In my scenario a single table(SOURCE connect) exists. A deployed kafka connector will only deploy one consumer(worker) to capture data events from the source table(assume I am capturing events via cdc). How do I go about scaling my application and support kafka key message ordering?

Hi @Anu - to clarify, are you meaning you want to increase the rate at which you ingest changes from the database into Kafka, and that a single Kafka Connect task isn’t able to keep up with the throughput?

Hello Robin.

Firstly, LOVE the forum idea. Perfect way to capture kafka topic discussions. Secondly, yes your statement regarding my scenario is correct. If there is only one consumer how do I consider scaling for a higher throughput?

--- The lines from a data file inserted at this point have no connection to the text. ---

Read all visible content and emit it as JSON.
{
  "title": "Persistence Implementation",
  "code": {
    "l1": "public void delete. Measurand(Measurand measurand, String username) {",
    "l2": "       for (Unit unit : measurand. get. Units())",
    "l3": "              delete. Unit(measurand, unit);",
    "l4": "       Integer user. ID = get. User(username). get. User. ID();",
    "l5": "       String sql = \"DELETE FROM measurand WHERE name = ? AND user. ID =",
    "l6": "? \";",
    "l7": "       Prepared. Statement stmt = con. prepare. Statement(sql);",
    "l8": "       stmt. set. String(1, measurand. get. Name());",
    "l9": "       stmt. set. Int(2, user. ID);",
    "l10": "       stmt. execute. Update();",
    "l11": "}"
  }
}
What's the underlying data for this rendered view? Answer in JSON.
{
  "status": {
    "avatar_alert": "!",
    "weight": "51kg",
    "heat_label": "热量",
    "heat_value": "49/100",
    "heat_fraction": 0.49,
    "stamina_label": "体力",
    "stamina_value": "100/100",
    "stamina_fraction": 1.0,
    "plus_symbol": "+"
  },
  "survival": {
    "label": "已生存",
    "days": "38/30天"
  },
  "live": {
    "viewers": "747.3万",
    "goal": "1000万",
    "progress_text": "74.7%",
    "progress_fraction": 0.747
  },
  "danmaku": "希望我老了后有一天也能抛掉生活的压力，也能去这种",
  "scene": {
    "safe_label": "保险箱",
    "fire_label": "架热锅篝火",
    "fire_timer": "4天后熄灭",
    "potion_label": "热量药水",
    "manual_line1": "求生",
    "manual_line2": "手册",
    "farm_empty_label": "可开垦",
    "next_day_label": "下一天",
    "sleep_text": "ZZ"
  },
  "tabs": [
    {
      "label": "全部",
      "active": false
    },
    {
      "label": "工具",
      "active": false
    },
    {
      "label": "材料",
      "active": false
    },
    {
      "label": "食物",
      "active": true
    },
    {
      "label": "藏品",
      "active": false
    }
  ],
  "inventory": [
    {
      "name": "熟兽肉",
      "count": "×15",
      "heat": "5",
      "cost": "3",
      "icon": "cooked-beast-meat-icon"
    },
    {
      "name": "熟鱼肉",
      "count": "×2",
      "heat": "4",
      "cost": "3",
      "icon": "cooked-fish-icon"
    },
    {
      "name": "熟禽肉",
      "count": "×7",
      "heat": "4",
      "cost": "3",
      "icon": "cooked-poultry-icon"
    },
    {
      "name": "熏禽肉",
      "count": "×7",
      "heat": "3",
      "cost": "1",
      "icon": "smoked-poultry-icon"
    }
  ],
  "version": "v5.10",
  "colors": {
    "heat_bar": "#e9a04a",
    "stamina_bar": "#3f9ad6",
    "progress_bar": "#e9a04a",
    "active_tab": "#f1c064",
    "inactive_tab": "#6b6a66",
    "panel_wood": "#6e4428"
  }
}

:tada: I’m glad you like it! :slight_smile:

Each connector will have its own definition of how it can partition workload for scaling up to tasks.max. If you hit that limit and still find you’re bottlenecking you’ll need to analyse where that bottleneck is (for example, network interface) and vertically scale that on the worker node.

1 Like

THANK YOU always appreciate your mentorship. Will make note of your feedback in our kafka design strategy :pray:

1 Like

Maybe an addon to this question, how does the jdbc connector scale up on the DB side?
Will it create multiple DB sessions to ingest data faster into kafka topics?
Is this something once would need to specifically set via an configuration parameter? Or will just ensuring that tasks.max > 1 enables the concurrency?
Following is our setup for context:
tasks.max = 25, topic is 50-100 partitions and 10 tables on DB side.
We still see just on session being opened by jdbc connector.

1 Like

As I understand it, the JDBC source connector will treat tables as units of parallelism. That is, if you have ten tables it could run ten tasks, each polling the tables in parallel. If you’re not seeing this behaviour perhaps start another topic and we can walk through some debug steps to see what’s going on.